# PyTorch Computational Graph and Automatic Differentiation

In [15]:
import numpy as np
import pandas as pd
import matplotlib.pyplot as plt
import warnings
import torch
import torch.nn as nn
warnings.filterwarnings('ignore')
print("NumPy version: %s"%np.__version__)
print("Pandas version: %s"%pd.__version__)
print("PyTorch version: %s"%torch.__version__)

NumPy version: 1.23.1
Pandas version: 1.4.3
PyTorch version: 1.13.0


We build a graph for a very simple computation: 

$$s = 2 * (x - y) + z$$

The computational graph is a directed acyclic graph that can be built from operators such as sub(), mul(), add() that implement the arithmetic operations on scalars: subtraction, multiplication, addition. 

In [11]:
def compute_s(x, y, z):
    r1 = torch.sub(x, y)
    r2 = torch.mul(r1, 2)
    z = torch.add(r2, z)
    return z

We assign a value to the variables that are represented as tensors of rank 0 and then we compute the value of the dependent variable s

In [14]:
x = torch.tensor(1)
y = torch.tensor(2)
z = torch.tensor(5)
s = compute_z(a, b, c)
print('s =', s)       

s = tensor(3)


In [16]:
torch.manual_seed(1)
w = torch.empty(2, 3)
nn.init.xavier_normal_(w)
print(w)

tensor([[ 0.4183,  0.1688,  0.0390],
        [ 0.3930, -0.2858, -0.1051]])


## Backpropagation and autodifferentiation
A deep learning model is a parametric model of nested functions, e.g. y = f(g(h(x))), that we use to fit an unknown function $\hat{y}$, like a function that maps a picture of a cat to its label "cat". Fitting this type of models is not different conceptually from fitting a linear model such as y = ax + b.
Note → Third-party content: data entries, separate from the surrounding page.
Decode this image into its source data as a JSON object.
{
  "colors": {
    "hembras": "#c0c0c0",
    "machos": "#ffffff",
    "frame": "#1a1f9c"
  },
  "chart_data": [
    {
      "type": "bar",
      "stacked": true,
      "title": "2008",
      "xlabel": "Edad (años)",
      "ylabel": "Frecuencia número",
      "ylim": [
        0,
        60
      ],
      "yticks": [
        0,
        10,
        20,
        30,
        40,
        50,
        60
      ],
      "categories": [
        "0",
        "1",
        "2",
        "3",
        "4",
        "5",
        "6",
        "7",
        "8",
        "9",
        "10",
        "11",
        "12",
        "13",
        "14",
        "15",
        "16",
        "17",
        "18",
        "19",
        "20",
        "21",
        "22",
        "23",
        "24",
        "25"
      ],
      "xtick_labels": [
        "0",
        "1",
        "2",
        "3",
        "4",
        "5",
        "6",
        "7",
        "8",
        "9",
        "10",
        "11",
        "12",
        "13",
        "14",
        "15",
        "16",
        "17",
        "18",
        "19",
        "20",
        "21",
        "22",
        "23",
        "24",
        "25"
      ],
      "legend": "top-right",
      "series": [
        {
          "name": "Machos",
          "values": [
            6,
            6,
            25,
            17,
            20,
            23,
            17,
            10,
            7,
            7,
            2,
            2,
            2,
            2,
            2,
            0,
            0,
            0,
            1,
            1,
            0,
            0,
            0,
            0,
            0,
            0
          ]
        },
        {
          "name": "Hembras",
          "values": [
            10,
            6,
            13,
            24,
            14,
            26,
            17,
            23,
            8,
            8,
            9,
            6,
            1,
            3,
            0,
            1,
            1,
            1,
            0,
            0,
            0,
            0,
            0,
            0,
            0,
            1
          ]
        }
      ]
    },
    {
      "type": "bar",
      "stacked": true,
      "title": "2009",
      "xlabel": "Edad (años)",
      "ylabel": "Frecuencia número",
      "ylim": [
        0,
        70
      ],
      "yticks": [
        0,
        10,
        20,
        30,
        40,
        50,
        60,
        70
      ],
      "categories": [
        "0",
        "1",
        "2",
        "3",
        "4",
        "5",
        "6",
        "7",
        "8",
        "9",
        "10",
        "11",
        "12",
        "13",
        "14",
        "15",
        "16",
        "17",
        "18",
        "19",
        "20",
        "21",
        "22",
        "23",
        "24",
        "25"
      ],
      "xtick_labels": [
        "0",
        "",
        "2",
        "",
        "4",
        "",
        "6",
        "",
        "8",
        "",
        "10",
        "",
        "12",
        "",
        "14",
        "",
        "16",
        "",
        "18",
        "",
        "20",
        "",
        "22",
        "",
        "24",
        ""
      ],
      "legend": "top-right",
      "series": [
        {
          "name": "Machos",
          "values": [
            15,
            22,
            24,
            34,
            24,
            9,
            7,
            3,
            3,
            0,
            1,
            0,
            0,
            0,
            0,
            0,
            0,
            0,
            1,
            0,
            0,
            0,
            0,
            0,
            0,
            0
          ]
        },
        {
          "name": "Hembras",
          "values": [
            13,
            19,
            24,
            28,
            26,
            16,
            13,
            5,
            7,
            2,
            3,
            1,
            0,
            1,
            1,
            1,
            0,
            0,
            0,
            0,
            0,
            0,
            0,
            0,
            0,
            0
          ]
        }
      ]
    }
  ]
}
In this simple case we have only two parameters a, b, that we want to know using a set of examples. The procedure is to define a loss function, e.g. $\mathscr{L} =|| y - \hat{y}||^2$, that we want to minimize by updating the parameters a, b till the loss is as close to zero as possible. The same is valid also for a deep neural network model. We have a model built from nested parametric nonlinear functions for which we know the form (a combination of affine transformations and well known activation functions) but not the right parameters so the procedure is again to write a loss function and to minimize the loss by updating the model's parameters $w$ using a set of examples and the backpropagation algorithm

$$w_{i+1} = w_i - \gamma \nabla_w{\mathscr{L}}$$

where

$$\nabla_w{\mathscr{L}} = 2||y - \hat{y}|| \frac{\partial{y}}{\partial{w}}$$

Clearly the y function must be differentiable if we want to compute its gradient, that is its partial derivatives with respect to the parameters $w$. In case of a simple model we could write the equations to compute the derivatives numerically or by symbolic substitution and the chain rule known from Calculus. The problem is that with deep neural networks with thousands or millions of parameters this procedure would be unfeasible and numerically unstable. A better technique is computing the derivatives of the y function with respect to the model parameters using the computational graph that is built with the model. When we define a model PyTorch builds the corresponding computational graph. In order to compute the derivatives with respect to a paramenter we have to tell PyTorch which parameters require the derivative (or the gradient if it is an array).